Donc il faut mieux ne pas trop s’enflammer sur l’agriculture bio, car les plus grand scientifique pensent tout bas que la future agriculture bio sera à 100% OGM.
Cher Roccabil,
Votre commentaire est intéressant, mais il ne pointe pas sur ce qui est l’essence même de l’article, à savoir le processus d’extraordinaire croissance des surfaces cultivées par l’agriculture biologique en Asie.
Je conviens avec vous que les surfaces sont encore insuffisantes, mais quand le taux de croissance est au rythme indiqué, tous les espoirs sont permis pour le futur.
Les 200 millions d’ha cultivés que vous évoquez n’ont rien à voir avec les OGM- vous faites erreur- ce sont les données approximatives relatives aux terres qui sont reconnues comme non-biologiques (surfaces supposées être traitées, plus ou moins, avec des produits chimiques artificiels.
Sachant que les agriculteurs en Asie ne sont pas dans leur immense majorité, et de loin, pour des raisons surtout financières, des adeptes des herbicides et pesticides, la surface totale cultivée sans apport artificiel chimique, mais non homologuée pour divers motifs que je ne peux aborder ici, est très supérieure aux données officielles, mais inconnue à ce jour faute d’études sérieuses sur le sujet.
C’est la raison matérielle évidente pour laquelle j’ai précisé dans l’article que les surfaces citées étaient celles qui respectaient les normes de l’agriculture biologique fixées au niveau international par l’IFOAM.
Enfin, sur le rôle des scientifiques dans ce domaine, je constate, en m’appuyant sur les données de l’IFOAM et des organisations asiatiques promouvant l’agriculture biologique comme la FFTC ou le MOA, qu’ils apportent de manière croissante leur soutien moral, mais surtout technique en termes de savoir aux paysans "biologiques".
Une preuve supplémentazire en est donnée à Taiwan récemment : dans les pages "débats" du journal anglophone réputé, "Taipei Times", édition du 2 juin 2007, en page 8, le professeur Warren KUO, de l’Université Nationale de Taiwan, département d’agronomie (Université la plus réputée du pays) a rédigé un article en anglais dont le titre est à lui seul tout un programme : "The future of Taiwan’s agriculture is organic" -l’avenir de l’agriculture de Taiwan est biologique".
Non seulement il exprime son avis de scientifique en agronomie, mais il est publié par un hebdomadaire reconnu qui appuie donc sa démarche, et validé par divers mesures récentes prises oar le Conseil National Agricole, organe tripartite réunissant l’Etat, les scientifiques et les organisations d’agriculteurs.
Il semble donc que les scientifiques compétents en agronomie apportent publiquement leur confiance et expriment à voix haute leur soutien au futur de l’agriculture biologique.
Tels sont les faits vérifiables par tout un chacun.
Bien cordialement vôtre,
PS : je m’excuse du retard pris à vous répondre car j’étais toute la semaine dernière sur une île isolée du Pacifique, Shiyuping, au large de Taiwan (archipel de Penghu ou Pescadores Island en anglais) où j’étudiais avec les pêcheurs locaux les massifs coraliens et la faune aquatique qui se développent autour de l’archipel et de ses îles.

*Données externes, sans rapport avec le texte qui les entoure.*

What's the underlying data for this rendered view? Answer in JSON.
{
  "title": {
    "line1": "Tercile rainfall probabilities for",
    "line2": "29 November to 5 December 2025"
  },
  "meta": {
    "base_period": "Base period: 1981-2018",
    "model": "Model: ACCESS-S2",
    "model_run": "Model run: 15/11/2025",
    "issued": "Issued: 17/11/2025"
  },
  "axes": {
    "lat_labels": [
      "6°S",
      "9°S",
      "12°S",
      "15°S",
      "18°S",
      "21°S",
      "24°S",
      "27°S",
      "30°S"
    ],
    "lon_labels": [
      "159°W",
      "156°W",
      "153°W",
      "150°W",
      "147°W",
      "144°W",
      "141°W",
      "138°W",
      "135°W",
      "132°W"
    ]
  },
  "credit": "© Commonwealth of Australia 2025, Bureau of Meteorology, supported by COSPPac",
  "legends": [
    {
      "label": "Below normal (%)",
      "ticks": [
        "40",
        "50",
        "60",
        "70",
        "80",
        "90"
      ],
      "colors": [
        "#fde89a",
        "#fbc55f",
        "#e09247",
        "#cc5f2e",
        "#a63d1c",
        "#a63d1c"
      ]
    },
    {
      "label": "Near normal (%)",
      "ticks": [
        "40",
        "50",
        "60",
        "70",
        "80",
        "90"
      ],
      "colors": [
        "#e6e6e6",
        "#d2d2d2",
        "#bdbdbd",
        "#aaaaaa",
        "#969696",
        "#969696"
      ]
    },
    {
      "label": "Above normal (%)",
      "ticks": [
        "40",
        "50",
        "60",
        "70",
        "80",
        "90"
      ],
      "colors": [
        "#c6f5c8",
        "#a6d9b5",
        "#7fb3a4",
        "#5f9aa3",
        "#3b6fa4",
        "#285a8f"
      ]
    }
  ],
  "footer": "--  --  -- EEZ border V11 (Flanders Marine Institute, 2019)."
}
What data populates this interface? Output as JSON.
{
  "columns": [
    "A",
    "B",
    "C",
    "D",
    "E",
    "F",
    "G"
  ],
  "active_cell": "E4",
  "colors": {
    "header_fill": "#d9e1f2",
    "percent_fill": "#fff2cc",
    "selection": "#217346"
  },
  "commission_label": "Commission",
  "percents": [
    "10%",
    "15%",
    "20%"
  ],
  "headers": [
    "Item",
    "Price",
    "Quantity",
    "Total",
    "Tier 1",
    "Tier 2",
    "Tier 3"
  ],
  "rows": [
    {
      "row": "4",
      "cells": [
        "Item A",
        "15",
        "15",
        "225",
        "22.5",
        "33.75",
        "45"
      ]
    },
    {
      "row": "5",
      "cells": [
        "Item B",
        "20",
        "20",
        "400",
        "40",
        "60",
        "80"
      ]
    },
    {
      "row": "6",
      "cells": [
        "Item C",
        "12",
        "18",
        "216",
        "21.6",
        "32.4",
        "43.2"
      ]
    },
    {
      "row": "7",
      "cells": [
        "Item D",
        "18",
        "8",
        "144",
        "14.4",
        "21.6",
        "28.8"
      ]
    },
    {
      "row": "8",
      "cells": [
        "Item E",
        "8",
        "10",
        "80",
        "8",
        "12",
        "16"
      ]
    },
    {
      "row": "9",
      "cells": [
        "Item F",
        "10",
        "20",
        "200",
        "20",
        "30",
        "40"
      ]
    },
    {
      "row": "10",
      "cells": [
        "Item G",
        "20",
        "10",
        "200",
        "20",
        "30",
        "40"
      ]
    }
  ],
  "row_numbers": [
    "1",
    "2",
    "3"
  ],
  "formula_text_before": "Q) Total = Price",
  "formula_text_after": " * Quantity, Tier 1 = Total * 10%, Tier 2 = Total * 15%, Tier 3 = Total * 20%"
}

Je transmets à naturavox et aux lecteurs anglophones intéressés l’article de Warren KUO, directeur deu département d’agronomie à l’Université Nationale de Taiwan, paru dans le "Taipei Times" du 2 juin 2007, en page 8, article que je cite dans ma réponse argumentée à un lecteur.
The future of Taiwan’s agriculture is organic
By Warren Kuo 郭華仁
Saturday, Jun 02, 2007, Page 8 It almost seems like May was "Hatta Yoichi month." There was no end to the articles and activities commemorating him.
Starting in 1920, Hatta Yoichi spent 10 years building the Wushantou Reservoir (烏山頭水庫) and the Chianan Irrigation Canal (嘉南大圳). The reservoir has a capacity of 5.5 billion cubic meters and the catchment area stretches for more than 90km, while the irrigation canals are more than 1,000km long, providing water to 145,500 hectares of farmland in Chiayi, Tainan and nearby areas.
Before the construction of the canal, farmers were dependent on the weather for their farming, but that soon changed and the area has become the granary of Taiwan.
To this day, Hatta is admired for his great contribution. From the point of view of organic agriculture, he is even more relevant for the future of Taiwan.
Organic agriculture is useful in protecting the environment, advancing farming methods and providing health benefits for the consumer. For this reason, Europe has been strongly encouraging organic agriculture in the last few years ; in Austria, organic farms already constitute more than 15 percent of farmland.
Although organic farming has been promoted in Taiwan for some years, progress has been limited : Organic farms constitute just 0.1 percent of the nation’s farmland.
One reason might be that industrial pollution along the west coast makes it difficult to find land for organic fields. The early promotion of organic products placed too much emphasis on just the absence of pesticides. This misunderstanding was not cleared up right away, and is now hard to dismiss.
The Council of Agriculture recently announced that it was planning to set the maximum allowed concentration of pesticides in organic products at 5 percent of the safety limit for conventionally grown produce. This sparked a lot of criticism, and even members of the Consumers’ Foundation misunderstand the essence of organic farming.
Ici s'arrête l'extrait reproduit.